It is undeniable that COVID-19 has changed the way people live and work. The hallmarks of community banking — the one-on-one interactions and personal touch — have been redefined. How can bankers maintain strong relationships with their customers while lobbies are closed and social distancing measures are in place?
When business could no longer be conducted as usual, technology became the bridge. And though customers may not have been ready for an entirely contact-less approach to banking in the pre-COVID world, the pandemic accelerated their acceptance of digital channels.
By embracing technology, banks have found opportunities to reach their customers in new ways. They can expand access to customers in remote locations and offer more options for meeting with bank staff. Even when physically separated, banks have seen the ways that technology can help them meet the needs of their customers.
Video conferencing. As Zoom has become part of everyone’s daily vocabulary, banks have incorporated video calling into their customer interactions. There is certainly a need: Some communications with customers are better-suited for back-and-forth discussions, such as talking about the terms of a commercial loan or a conversation about wealth management.
For community banks, video conferencing can go a step further. Customers may have had physical limitations in reaching a brick-and-mortar location in a pre-COVID world. This could either be due to a remote location, or trying to fit a visit to their bank during a workday. Video conferencing has removed these barriers.
Appointment scheduling. With social distancing measures in place, banks have needed to control their lobby traffic, including walk-ins. Bank-wide appointment scheduling tools ensure that the right employee is available to help the customer, and offer customers the ability to self-schedule online.

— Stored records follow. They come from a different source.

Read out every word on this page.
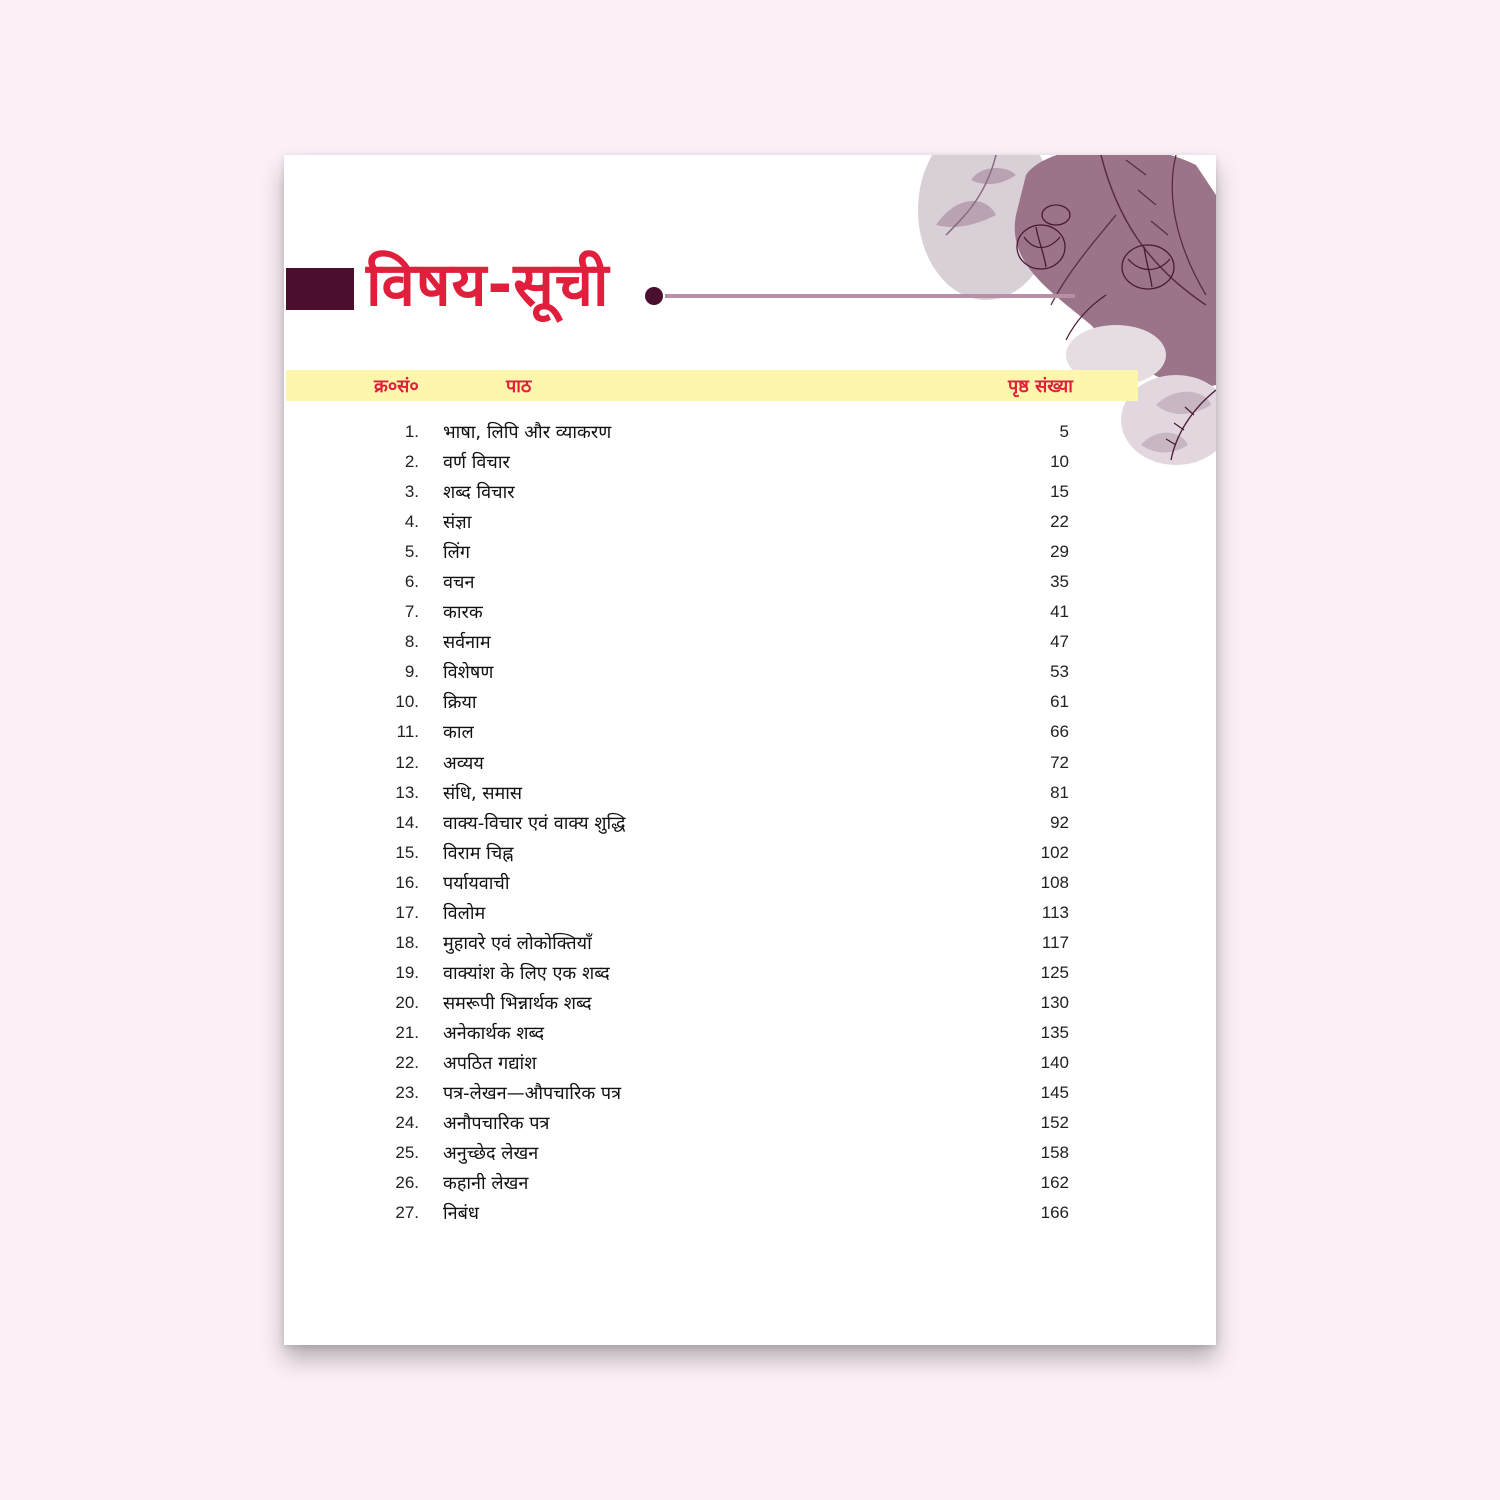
विषय-सूची
क्र०सं०	पाठ	पृष्ठ संख्या
1. भाषा, लिपि और व्याकरण	5
2. वर्ण विचार	10
3. शब्द विचार	15
4. संज्ञा	22
5. लिंग	29
6. वचन	35
7. कारक	41
8. सर्वनाम	47
9. विशेषण	53
10. क्रिया	61
11. काल	66
12. अव्यय	72
13. संधि, समास	81
14. वाक्य-विचार एवं वाक्य शुद्धि	92
15. विराम चिह्न	102
16. पर्यायवाची	108
17. विलोम	113
18. मुहावरे एवं लोकोक्तियाँ	117
19. वाक्यांश के लिए एक शब्द	125
20. समरूपी भिन्नार्थक शब्द	130
21. अनेकार्थक शब्द	135
22. अपठित गद्यांश	140
23. पत्र-लेखन—औपचारिक पत्र	145
24. अनौपचारिक पत्र	152
25. अनुच्छेद लेखन	158
26. कहानी लेखन	162
27. निबंध	166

When some semblance of normalcy returns, appointment scheduling can continue. Busy locations may see an influx of lobby traffic at certain times per day and can use appointment scheduling to reduce wait times. Smaller locations with limited staff can make sure that if a potential customer wants to talk to someone about a car loan, the right employee is available at that time.
Online portals. Providing documentation to the bank is an everyday occurrence. From bringing in the latest financial statements to updating authorized signers on an account, there is no shortage of documents circulating in the bank.
The pandemic has emphasized the need for customers to do two things through online portals. First, they need a secure file transfer system to facilitate the electronic sharing of documents. Second, customers need a way to apply for loans or open new accounts online. Both of these can keep the business of the bank moving without the need for customers to physically come to a location.
E-signatures. E-signatures have historically had slow adoption within community banks. However, e-signatures have become another way for banks to offer more options to customers during the pandemic. Limited lobby hours have heightened the need for online transactions.
Even banks that may have had this option previously saw an uptick in its usage as their customers recognized the improved efficiency. This ranged from collecting e-signatures on documents signed within the bank on a signature pad to signatures collected remotely via secure platforms like DocuSign.
Chatbots. Often, customers contact their bank with straightforward questions. For banks that did not have centralized call centers and limited staff in branches, COVID-19 put a strain on resources available to answer a rush of calls related to everything from account holders hurt by the pandemic to PPP questions.
By using chatbots on their websites, community banks have been able to mitigate this increase in call volume. A virtual assistant can solve issues, and customers avoid long wait times. Banks can then leverage the information collected by the chatbot to have a clearer view of customers’ needs. These insights can help banks improve the content on their website or other resources.
For community banks that have not already adopted additional technology in the wake of the COVID-19 pandemic, it is likely on the radar. Customers will expect the conveniences offered during shutdowns to become part of the “new normal” going forward.
Bankers can keep their eyes on the post-COVID world and balance the efficiencies gained with finding more ways to build relationships with their customers.